Several Ministries made presentations on the awards conferred by their respective departments.
Several Ministries made presentations on the awards conferred by their respective departments.
The Centre has decided to reduce the number of awards given to scientists and medical researchers on the grounds that be “restrictive” and given only to “really deserving candidates,” say records of meeting chaired by Ajay Bhalla, Home Secretary and attended by the senior most officials of India’s science departments.
The meeting, held on September 16, was attended by Secretaries and senior officials of the Department of Science and Technology (DST), Department of Biotechnology, Ministry of Earth Sciences, the Council of Scientific and Industrial Research, Department of Atomic Energy and representatives from the Department of Health Research-Indian Council for Medical Research and Office of the Principal Scientific Advisor to the Government of India. The Hindu has viewed the minutes of the meeting made available on September 23.

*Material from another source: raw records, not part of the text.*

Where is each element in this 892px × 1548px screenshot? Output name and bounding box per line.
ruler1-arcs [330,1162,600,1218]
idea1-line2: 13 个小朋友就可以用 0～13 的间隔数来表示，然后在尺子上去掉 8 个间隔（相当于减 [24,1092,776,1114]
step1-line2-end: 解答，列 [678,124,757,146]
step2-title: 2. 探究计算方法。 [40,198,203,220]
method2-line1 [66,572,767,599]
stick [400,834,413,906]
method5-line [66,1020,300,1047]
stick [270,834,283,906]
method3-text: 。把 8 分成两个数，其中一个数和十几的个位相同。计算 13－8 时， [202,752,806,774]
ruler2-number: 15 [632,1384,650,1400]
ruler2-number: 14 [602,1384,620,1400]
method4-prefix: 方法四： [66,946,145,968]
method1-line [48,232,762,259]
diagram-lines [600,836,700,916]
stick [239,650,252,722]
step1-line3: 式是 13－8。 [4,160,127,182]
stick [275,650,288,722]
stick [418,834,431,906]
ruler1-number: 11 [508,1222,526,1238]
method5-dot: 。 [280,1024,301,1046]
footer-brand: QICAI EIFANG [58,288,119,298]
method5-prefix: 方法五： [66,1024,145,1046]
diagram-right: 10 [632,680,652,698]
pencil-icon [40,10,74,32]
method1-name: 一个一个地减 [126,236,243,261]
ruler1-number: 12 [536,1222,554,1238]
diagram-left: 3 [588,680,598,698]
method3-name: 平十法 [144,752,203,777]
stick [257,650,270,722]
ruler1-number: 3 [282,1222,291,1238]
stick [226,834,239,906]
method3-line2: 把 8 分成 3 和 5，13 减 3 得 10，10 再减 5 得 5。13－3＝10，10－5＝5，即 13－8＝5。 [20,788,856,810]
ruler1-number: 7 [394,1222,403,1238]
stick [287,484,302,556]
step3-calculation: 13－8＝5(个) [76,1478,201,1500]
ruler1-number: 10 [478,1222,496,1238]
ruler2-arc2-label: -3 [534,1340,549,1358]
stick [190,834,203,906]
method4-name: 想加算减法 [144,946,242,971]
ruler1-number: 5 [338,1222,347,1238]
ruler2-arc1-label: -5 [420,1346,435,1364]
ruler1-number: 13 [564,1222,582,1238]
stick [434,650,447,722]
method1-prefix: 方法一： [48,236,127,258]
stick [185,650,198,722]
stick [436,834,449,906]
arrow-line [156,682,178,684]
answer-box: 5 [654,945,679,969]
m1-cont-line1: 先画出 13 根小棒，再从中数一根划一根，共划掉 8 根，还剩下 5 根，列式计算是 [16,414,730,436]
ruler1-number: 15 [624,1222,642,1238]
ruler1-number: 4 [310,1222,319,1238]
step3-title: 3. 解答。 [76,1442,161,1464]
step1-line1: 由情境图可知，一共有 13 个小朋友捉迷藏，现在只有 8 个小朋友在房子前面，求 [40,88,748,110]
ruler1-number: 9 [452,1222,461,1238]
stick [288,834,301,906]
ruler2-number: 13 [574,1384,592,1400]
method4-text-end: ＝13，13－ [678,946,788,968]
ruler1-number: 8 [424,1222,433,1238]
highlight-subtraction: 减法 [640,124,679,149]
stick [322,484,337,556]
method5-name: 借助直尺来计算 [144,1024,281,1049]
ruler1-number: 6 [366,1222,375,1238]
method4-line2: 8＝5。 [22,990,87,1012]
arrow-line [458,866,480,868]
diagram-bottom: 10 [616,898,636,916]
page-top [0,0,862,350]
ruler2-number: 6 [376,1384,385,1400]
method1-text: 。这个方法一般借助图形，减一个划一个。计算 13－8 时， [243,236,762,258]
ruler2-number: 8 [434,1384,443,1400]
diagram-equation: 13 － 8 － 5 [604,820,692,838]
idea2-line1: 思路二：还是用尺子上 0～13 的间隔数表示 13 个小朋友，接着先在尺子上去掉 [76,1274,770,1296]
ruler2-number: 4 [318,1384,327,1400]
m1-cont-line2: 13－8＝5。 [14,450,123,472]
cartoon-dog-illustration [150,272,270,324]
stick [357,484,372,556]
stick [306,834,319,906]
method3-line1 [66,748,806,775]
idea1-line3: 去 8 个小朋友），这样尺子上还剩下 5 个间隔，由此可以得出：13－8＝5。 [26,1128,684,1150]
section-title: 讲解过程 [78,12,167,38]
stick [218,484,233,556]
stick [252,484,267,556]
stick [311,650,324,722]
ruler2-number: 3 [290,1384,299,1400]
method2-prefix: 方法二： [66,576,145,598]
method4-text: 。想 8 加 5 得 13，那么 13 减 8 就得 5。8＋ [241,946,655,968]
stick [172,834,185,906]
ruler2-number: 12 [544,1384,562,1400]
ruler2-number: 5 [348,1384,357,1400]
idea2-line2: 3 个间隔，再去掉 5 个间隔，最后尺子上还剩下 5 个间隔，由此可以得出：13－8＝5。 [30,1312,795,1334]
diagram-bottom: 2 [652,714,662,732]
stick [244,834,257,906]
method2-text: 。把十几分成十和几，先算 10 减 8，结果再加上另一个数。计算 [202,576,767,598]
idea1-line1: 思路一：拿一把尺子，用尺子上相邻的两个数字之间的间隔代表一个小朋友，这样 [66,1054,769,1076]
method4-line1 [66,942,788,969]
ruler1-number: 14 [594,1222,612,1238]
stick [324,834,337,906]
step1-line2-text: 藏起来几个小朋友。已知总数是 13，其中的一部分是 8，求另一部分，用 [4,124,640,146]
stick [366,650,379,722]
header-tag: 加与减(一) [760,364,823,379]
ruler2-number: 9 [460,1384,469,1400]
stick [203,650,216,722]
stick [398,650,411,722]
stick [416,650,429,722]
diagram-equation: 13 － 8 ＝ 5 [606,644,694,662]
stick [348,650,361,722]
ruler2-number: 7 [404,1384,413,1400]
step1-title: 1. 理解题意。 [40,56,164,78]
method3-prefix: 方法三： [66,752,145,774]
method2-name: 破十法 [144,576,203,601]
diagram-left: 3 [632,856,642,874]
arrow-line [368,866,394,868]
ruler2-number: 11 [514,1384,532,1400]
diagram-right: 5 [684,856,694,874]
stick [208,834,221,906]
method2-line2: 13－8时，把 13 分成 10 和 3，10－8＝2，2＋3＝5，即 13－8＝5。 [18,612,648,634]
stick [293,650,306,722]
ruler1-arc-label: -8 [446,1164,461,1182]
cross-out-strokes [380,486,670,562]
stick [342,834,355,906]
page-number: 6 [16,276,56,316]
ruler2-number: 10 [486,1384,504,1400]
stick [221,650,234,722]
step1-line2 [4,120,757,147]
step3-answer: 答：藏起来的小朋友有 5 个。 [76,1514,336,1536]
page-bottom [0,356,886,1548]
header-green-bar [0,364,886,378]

Several Ministries made presentations on the awards conferred by their respective departments. The DST awarded 207 awards of which four were National Awards, 97 were private endowment awards, 54 Lecture/Scholarship/Fellowship based awards and 56 ‘internal awards.’
The participants then agreed to retain only the National awards and do away with the rest. The Department could start a new scheme for scholarship/fellowship with “suitable honorarium and full justification and detailed guidelines.”
The Atomic Energy Department currently gave 25 “performance-based awards” given by public sector units affiliated to the department and 13 non-core domain awards. The quorum decided to do away with all awards and instead institute a new one “of very high stature.”
The Indian Space Research Organisation said it didn’t confer awards, save three internal ones. These too ought to be done away with and replaced with a National level award of “very high stature.”
The CSIR conferred seven awards, including the Shanti Swarup Bhatnagar Awards, that is given annually to accomplished scientists under 45 across departments and announced every year on the 26 th of September at the institute’s Foundation Day. By norm, the awards this year were to be announced on Monday but this wasn’t done this year, several scientists confirmed to The Hindu. It couldn’t be immediately confirmed if this was linked to the meeting.
The meeting concluded that the SSB was a “high stature award” and therefore could be continued but a monthly allowance given to winners for 20 years would be capped to 15 years. The six other awards would be discontinued.
The Ministry of Earth Sciences conferred four National Awards. One, the Dr Anna Mani Award for women scientists ought to be merged with “awards given to women by other Department like Ministry of Women and Child Development” and the other three awards ought to be discontinued and replaced with a “new national award.”
The Health Ministry would have to “rationalise” 51 Florence Nightingale awards given to nurses and “suspend” three national awards by the National Medical Council.